Each label is an integer value of either 0 or 1, where 0 is a negative review, and 1 is a positive review.

In [None]:
# print out first three sentences and its labels
for train_example, train_label in train_dataset.take(1):
  print('Encoded text:', train_example.numpy())
  print('Label:', train_label.numpy())

In [None]:
encoder = info.features['text'].encoder
print('Unique vocabulary size: {}'.format(encoder.vocab_size))

In [None]:
encoder.vocab_size

In [None]:
sample_string = 'Hello'

encoded_string = encoder.encode(sample_string)
print('Encoded string is {}'.format(encoded_string))
print(type(encoded_string[0]))

original_string = encoder.decode(encoded_string)
print('The original string is: {}'.format(original_string))

In [None]:
for index in encoded_string:
    print('{} ==> {}'.format(index, encoder.decode([index])))

In [None]:
assert original_string == sample_string  #make sure our decode string and encoded string is the same

In [None]:
original_sentences = encoder.decode(train_example.numpy())
print('Original sentences: {}'.format(original_sentences))

In [None]:
train_example.numpy().shape

Next create batches of these encoded strings. Use the padded_batch method to zero-pad the sequences to the length of the longest string in the batch:



In [None]:
BUFFER_SIZE = 10000
BATCH_SIZE = 64

You will want to create batches of training data for your model. The reviews are all different lengths, so use padded_batch to zero pad the sequences while batching.

In [None]:
train_dataset = train_dataset.shuffle(BUFFER_SIZE)
train_dataset = train_dataset.padded_batch(BATCH_SIZE)

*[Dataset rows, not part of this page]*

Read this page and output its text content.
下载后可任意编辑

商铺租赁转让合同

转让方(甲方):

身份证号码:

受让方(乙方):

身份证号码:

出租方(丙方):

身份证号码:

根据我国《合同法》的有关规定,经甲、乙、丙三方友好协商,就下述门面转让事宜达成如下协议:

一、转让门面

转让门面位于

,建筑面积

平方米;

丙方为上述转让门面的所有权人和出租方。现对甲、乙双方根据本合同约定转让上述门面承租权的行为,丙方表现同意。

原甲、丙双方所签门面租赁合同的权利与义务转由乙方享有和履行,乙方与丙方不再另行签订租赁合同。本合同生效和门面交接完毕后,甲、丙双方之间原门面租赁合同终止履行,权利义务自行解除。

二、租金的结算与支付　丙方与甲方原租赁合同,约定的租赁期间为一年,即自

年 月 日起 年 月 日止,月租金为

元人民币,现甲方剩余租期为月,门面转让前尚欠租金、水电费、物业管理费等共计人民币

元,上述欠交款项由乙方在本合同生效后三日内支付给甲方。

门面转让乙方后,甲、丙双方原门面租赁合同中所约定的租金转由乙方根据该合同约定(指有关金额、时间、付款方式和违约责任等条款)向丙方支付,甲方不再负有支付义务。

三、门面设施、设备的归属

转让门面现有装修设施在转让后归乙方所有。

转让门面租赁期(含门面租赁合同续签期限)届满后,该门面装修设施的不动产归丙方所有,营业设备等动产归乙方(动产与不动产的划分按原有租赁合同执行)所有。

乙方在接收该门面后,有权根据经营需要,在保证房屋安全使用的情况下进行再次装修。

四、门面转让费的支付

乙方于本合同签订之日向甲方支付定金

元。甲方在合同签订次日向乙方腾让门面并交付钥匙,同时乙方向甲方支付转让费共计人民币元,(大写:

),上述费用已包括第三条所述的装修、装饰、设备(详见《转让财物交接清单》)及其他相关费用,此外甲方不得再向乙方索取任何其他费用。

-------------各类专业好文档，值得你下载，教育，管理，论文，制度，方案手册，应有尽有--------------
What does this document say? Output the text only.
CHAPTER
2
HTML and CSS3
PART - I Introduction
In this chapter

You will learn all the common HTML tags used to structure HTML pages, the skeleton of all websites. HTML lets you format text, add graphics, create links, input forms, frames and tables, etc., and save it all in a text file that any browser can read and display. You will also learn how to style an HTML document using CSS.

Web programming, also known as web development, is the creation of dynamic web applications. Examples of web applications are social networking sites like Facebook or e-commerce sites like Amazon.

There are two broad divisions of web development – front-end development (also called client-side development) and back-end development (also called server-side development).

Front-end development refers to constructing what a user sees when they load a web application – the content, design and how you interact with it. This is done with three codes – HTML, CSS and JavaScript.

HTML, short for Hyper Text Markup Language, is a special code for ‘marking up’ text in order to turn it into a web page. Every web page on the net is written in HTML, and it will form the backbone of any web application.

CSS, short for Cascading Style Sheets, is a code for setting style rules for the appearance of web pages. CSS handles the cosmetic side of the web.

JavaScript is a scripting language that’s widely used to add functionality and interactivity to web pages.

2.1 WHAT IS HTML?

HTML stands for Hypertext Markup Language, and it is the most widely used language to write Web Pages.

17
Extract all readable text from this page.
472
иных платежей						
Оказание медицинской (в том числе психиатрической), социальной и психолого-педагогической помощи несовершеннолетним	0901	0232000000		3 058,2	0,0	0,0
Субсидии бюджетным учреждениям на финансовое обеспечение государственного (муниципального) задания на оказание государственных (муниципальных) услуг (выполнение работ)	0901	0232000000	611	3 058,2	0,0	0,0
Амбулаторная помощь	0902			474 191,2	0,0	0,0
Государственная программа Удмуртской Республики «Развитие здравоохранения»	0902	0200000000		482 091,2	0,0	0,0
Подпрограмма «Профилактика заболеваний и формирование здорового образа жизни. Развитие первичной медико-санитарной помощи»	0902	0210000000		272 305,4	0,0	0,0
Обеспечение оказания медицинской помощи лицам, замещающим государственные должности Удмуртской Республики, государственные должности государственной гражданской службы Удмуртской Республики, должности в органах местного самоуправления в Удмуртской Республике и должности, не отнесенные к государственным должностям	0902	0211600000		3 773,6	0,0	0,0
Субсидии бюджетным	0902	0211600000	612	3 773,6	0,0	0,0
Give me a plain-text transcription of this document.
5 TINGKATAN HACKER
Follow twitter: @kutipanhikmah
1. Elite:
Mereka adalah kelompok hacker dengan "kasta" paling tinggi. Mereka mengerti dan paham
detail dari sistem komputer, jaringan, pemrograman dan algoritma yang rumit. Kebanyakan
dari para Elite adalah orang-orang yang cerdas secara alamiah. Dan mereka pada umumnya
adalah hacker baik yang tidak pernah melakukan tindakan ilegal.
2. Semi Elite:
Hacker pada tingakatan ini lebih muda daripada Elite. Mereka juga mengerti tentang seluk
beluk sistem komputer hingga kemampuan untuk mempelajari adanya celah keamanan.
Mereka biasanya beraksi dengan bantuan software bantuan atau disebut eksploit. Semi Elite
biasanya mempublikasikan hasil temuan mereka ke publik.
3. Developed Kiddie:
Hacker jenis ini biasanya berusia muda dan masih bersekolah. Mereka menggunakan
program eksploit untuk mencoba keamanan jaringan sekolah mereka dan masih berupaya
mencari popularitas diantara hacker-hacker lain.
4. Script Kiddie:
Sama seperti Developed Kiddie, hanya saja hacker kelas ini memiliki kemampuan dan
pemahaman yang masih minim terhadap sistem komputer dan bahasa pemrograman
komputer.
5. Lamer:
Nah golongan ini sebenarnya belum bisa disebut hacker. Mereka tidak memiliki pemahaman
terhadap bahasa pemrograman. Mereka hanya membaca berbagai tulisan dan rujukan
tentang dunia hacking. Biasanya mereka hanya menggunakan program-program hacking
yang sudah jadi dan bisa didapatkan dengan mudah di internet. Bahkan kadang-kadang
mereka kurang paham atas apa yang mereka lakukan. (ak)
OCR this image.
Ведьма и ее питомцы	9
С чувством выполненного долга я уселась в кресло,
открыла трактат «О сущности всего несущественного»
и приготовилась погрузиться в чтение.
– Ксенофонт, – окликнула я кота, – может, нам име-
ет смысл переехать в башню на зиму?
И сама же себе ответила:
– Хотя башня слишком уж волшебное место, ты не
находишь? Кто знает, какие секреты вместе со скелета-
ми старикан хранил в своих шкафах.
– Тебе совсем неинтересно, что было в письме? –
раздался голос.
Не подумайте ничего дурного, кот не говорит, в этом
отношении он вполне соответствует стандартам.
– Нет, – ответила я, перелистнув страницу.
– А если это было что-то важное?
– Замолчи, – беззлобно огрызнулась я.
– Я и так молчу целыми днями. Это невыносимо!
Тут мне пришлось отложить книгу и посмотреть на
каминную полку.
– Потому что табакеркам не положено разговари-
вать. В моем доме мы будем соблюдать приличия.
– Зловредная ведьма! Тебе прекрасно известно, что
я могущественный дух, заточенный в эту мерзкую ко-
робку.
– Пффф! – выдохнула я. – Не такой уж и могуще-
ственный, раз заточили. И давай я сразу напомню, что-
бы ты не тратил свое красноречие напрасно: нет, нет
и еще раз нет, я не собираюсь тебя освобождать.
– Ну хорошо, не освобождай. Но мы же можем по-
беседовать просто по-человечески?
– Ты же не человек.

test_dataset = test_dataset.padded_batch(BATCH_SIZE)

## Create the model

Build a tf.keras.Sequential model and start with an embedding layer. An embedding layer stores one vector per word. When called, it converts the sequences of word indices to sequences of vectors. These vectors are trainable. After training (on enough data), words with similar meanings often have similar vectors.

This index-lookup is much more efficient than the equivalent operation of passing a one-hot encoded vector through a tf.keras.layers.Dense layer.

A recurrent neural network (RNN) processes sequence input by iterating through the elements. RNNs pass the outputs from one timestep to their input—and then to the next.

The tf.keras.layers.Bidirectional wrapper can also be used with an RNN layer. This propagates the input forward and backwards through the RNN layer and then concatenates the output. This helps the RNN to learn long range dependencies.

In [None]:
model = tf.keras.Sequential([
tf.keras.layers.Embedding(encoder.vocab_size, 64),
tf.keras.layers.Bidirectional( tf.keras.layers.LSTM(64)),
tf.keras.layers.Dense(64, activation='relu'),
tf.keras.layers.Dense(1, activation='sigmoid'),
          ])

In [None]:
model.summary()

In [None]:
model.compile(loss='binary_crossentropy',
              optimizer=tf.keras.optimizers.Adam(1e-4),
              metrics=['accuracy'])

In [None]:
history = model.fit(train_dataset, epochs=2,
                    validation_data=test_dataset, 
                    validation_steps=30)